Key Messages from the Programme Board
Community nursing is at the heart of the Scottish Government's vision for high quality health care. The Modernising Nursing in the Community (MNiC) programme was established to provide support and direction for community nursing to realise its full potential in providing safe, effective and person-centred care and support to people in Scotland. The work of the two-year programme board finished in December 2011 and the achievements are highlighted here and on our website www.mnic.nes.scot.nhs.uk. We are now moving forward to an action phase which will build on the achievements so far and take on the important challenges now and in the next couple of years.
The Modernising Nursing in the Community interactive website was launched by Michael Matheson, the Minister for Public Health, at an event at Queen Margaret University in January. The event aimed to engage as many people as possible and was streamed live to community nurses in their bases across Scotland.
An online question and answer session followed the formal presentations and the Minister answered questions from community nurses in real time assisted by Karen Wilson, Deputy Chief Nursing Officer and Jane Harris, Programme Manager. The event can be viewed on the website at www.mnic.nes.scot.nhs.uk
The MNiC website is hosted by NHS Education for Scotland and brings together evidence from research, practice and policy for quality improvement in service provision for:
- Children, Young People & Families
- Work & Wellbeing
- Adults & Older People
Regular updates to the website will include material and practice examples which community nurses wish to share with colleagues.
The NHS Board Nurse Directors and their staff developed a vision for community nursing in Scotland. This helped to guide the programme and reaffirm the value and important position of community nursing in the provision of modern health care services.
'Community nursing is at the heart of the NHS in Scotland. Grounded in the present and focused on the future, community nursing drives improvement and innovation, centred on the experience of people and their communities, enabling and influencing partnership working. Community nursing teams are:
- Passionate about providing highly-skilled, evidence-based care, which puts the person, their family and the community at its core
- Proud of their privileged position to develop and maximise the potential and quality of life of all members of our community, particularly the youngest and most vulnerable wherever they live
- Progressive and transformational, but remain committed to caring with compassion and promoting dignity and the best health outcomes for all
- Perfectly placed to protect, safeguard and manage risk, keeping people safe in the places they receive health care
- Partners with the community, ready to build on history and create the future as strong visible, clinical leaders.'
The Modernising Nursing in the Community framework identifies the elements required for safe, effective and person-centred care and support in the community.
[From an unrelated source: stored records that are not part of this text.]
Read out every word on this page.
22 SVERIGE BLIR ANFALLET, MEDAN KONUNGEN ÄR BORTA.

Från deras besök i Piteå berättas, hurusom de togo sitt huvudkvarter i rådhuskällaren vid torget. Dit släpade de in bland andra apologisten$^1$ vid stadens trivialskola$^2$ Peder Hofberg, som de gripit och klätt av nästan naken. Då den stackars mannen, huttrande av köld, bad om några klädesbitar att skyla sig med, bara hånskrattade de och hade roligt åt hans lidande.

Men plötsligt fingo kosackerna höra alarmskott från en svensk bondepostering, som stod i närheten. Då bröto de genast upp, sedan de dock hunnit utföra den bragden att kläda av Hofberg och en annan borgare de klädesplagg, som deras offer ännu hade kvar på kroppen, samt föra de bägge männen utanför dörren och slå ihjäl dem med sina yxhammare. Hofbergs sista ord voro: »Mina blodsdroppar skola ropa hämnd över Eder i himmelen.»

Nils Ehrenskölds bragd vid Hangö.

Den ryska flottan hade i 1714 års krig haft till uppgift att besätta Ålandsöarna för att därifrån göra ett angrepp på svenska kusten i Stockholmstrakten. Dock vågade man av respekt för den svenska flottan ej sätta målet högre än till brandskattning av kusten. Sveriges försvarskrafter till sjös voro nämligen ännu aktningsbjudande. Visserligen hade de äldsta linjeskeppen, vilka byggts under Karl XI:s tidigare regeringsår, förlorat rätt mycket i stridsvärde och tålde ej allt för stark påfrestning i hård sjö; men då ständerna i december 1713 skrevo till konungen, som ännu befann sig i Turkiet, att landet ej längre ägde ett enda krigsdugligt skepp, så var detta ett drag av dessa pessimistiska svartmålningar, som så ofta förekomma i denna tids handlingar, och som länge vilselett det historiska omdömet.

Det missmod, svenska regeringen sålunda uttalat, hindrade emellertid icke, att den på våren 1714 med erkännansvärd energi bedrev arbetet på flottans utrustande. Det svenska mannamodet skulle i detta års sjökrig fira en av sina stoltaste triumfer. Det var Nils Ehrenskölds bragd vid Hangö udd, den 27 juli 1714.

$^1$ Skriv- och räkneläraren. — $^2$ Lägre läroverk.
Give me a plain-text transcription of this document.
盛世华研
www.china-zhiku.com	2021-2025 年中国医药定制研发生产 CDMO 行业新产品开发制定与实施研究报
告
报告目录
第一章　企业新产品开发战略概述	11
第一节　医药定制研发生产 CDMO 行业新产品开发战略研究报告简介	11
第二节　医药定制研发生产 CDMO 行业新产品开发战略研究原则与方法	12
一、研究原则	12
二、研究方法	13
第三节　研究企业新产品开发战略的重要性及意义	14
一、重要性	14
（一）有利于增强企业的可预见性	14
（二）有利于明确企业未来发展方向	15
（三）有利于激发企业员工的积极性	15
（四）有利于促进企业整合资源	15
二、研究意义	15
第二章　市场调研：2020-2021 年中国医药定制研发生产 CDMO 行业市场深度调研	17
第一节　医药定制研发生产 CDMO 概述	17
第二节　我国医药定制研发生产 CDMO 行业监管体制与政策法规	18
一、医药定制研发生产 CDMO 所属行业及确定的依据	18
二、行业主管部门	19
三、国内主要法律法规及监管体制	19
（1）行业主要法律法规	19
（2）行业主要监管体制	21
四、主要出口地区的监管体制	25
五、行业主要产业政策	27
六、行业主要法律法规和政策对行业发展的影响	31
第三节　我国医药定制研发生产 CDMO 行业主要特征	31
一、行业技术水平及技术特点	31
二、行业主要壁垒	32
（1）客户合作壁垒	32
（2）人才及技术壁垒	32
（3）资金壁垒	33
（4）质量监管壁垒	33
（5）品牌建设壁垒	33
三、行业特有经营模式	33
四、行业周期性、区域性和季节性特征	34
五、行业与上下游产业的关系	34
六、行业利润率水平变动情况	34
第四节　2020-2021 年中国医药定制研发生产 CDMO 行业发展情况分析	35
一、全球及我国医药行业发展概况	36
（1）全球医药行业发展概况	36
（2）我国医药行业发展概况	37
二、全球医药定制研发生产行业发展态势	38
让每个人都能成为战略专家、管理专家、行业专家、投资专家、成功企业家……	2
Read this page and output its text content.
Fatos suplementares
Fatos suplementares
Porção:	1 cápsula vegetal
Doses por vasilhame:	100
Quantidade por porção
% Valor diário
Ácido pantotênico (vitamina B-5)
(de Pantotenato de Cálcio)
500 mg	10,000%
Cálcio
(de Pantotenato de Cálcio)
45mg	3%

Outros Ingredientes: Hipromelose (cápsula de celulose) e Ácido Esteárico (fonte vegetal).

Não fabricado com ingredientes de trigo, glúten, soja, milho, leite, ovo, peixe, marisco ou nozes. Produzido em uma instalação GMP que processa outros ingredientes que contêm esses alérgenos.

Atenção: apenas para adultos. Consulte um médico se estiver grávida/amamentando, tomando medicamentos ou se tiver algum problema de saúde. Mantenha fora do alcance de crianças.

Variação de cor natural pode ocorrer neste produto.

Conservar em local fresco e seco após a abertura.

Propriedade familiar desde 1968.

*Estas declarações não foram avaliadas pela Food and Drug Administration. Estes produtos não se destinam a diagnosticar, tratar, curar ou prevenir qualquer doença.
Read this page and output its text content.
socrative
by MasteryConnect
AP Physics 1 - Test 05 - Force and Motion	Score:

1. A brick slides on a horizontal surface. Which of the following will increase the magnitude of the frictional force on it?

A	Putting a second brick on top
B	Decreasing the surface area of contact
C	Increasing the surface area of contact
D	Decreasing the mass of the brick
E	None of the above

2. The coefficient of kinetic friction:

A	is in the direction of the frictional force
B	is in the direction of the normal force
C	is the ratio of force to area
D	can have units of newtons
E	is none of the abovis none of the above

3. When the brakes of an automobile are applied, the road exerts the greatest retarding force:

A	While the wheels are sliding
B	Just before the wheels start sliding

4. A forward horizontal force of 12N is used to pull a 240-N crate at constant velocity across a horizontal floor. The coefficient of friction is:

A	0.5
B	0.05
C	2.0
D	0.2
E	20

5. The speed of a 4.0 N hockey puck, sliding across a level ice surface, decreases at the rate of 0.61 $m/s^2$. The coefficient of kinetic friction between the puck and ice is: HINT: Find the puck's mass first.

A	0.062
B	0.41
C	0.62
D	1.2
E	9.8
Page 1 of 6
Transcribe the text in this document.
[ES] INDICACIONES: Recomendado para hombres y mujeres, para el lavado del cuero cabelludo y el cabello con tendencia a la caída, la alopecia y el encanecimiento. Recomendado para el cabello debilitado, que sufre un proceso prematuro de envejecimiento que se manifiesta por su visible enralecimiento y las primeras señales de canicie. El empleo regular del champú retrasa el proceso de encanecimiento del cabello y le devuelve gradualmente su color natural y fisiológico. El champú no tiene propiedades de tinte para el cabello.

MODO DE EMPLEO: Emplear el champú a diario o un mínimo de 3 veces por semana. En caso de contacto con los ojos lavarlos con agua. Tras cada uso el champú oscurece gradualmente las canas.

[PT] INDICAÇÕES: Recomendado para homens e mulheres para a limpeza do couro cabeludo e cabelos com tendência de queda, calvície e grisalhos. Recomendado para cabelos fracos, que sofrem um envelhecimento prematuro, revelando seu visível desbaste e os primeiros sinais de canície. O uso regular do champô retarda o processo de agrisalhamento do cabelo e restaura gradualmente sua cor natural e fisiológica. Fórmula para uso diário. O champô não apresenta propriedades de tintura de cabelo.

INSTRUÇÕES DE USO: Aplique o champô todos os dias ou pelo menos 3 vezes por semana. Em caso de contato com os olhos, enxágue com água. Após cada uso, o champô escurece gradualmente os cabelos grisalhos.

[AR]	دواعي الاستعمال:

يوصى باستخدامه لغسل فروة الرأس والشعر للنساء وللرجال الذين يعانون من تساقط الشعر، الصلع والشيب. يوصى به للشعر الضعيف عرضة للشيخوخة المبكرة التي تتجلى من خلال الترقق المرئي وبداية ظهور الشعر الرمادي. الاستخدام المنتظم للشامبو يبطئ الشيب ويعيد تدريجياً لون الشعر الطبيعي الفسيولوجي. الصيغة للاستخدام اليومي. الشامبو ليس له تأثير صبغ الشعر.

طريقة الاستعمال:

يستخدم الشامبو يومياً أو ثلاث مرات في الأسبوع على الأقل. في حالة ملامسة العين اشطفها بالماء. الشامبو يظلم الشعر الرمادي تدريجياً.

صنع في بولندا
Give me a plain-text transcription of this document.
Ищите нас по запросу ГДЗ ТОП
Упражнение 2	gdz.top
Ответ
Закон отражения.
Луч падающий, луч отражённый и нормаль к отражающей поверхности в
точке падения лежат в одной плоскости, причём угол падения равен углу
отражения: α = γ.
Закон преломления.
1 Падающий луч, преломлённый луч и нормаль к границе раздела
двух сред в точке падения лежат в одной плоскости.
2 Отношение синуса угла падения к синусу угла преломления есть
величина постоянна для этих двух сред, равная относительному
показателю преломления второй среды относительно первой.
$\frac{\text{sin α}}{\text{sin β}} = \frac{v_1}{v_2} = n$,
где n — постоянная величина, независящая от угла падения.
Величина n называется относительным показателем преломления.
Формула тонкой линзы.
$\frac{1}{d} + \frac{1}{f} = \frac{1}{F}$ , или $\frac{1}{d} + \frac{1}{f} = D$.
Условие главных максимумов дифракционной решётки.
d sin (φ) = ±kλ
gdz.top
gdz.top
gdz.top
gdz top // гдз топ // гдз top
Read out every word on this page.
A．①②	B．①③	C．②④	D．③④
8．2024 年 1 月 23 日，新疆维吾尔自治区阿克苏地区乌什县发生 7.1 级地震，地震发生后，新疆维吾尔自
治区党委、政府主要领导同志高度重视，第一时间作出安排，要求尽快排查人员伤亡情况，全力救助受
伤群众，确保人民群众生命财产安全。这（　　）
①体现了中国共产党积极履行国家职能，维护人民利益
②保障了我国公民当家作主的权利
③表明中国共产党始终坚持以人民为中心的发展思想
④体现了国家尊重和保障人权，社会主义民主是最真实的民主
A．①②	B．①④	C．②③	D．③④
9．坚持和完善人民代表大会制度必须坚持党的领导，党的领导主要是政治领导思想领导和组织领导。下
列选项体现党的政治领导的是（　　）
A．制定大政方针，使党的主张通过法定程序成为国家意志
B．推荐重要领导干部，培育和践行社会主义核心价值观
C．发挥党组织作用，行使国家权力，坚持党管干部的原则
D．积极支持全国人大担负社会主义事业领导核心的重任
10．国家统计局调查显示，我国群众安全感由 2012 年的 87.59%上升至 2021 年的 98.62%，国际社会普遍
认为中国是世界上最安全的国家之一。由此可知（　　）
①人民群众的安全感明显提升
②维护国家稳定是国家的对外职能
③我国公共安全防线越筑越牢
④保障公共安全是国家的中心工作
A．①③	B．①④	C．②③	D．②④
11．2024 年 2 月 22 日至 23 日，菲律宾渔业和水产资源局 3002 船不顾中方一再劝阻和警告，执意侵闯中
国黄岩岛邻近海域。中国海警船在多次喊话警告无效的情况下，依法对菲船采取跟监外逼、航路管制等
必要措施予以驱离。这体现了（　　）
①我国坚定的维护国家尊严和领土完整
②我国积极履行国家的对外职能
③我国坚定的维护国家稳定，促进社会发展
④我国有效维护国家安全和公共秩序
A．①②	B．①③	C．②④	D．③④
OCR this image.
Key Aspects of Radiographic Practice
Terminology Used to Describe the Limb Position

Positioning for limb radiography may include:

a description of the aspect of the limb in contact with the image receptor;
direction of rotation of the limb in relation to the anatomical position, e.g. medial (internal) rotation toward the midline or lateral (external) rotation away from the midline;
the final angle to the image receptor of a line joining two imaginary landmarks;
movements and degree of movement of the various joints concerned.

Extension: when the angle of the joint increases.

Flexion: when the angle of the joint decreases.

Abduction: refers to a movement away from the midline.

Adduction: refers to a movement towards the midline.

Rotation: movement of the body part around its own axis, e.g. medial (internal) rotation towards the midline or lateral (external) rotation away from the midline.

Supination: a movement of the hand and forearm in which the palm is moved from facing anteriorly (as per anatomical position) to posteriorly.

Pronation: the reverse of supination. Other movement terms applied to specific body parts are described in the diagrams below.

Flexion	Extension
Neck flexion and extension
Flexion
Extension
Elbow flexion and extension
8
This has been used to structure the work of the programme and underpins the MNiC website.
The eight Career and Development Frameworks for Community Nursing have been developed in partnership with NHS Education for Scotland by community nursing discipline specific groups.
1. Public health nursing
2. District nursing
3. Nursing in occupational health
4. General practice nursing
5. Community children's nursing
6. Health protection nursing
7. Community learning disabilities nursing
8. Community mental health nursing
The Modernising Nursing in the Community Education Group led by NHS Education for Scotland will continue to support the development of community nursing and public health themes within nursing and midwifery pre-registration programmes, post-registration education for community nursing and education for the wider workforce in line with NHS Board requirements. This group has also overseen the professional and educational elements of the Career and Development Frameworks for community nursing teams. The frameworks are available on the MNiC website in electronic format so that they can be reviewed and revised to keep pace with changes in practice and policy.
The development of three Universal care pathways including pre-conception, children, young people and families (ages 0-5, 5-11, 11-19 years) and a pathway of care for vulnerable families (age 0-3 years) have been led by the sub-group for Children, Young People and Families.
Next steps action plan
Modernising Nursing in the Community will continue to raise the profile of community nursing in Scotland by informing, influencing and supporting relevant programmes of work including:
- Reshaping Care for Older People
- Early Years agenda
- Integration of adult health and social care
- Delivering Quality in Primary Care
- Community nursing workload assessment tools
- Releasing Time to Care in the Community
- Leading Better Care; Delivering for patients
Chief Nursing Officer for Scotland
Central to the ongoing success of Modernising Nursing in the Community is ensuring its place as part of a cohesive and comprehensive approach to meeting the care and support needs of children, young people and families, people at work, adults and older people now and in the future. This is reflected in the Chief Nursing Officer for Scotland, Ros Moore's three ambitions for community nursing:
That TODAY community nursing across all Scotland delivers the best quality, safe, effective and person-centred care every time.
That TOMORROW we maximise the potential of community nursing channelling resources and energies where it makes the most difference.
That we secure the future of community nursing in Scotland BEYOND tomorrow by creating a world-class service and world-class practitioners.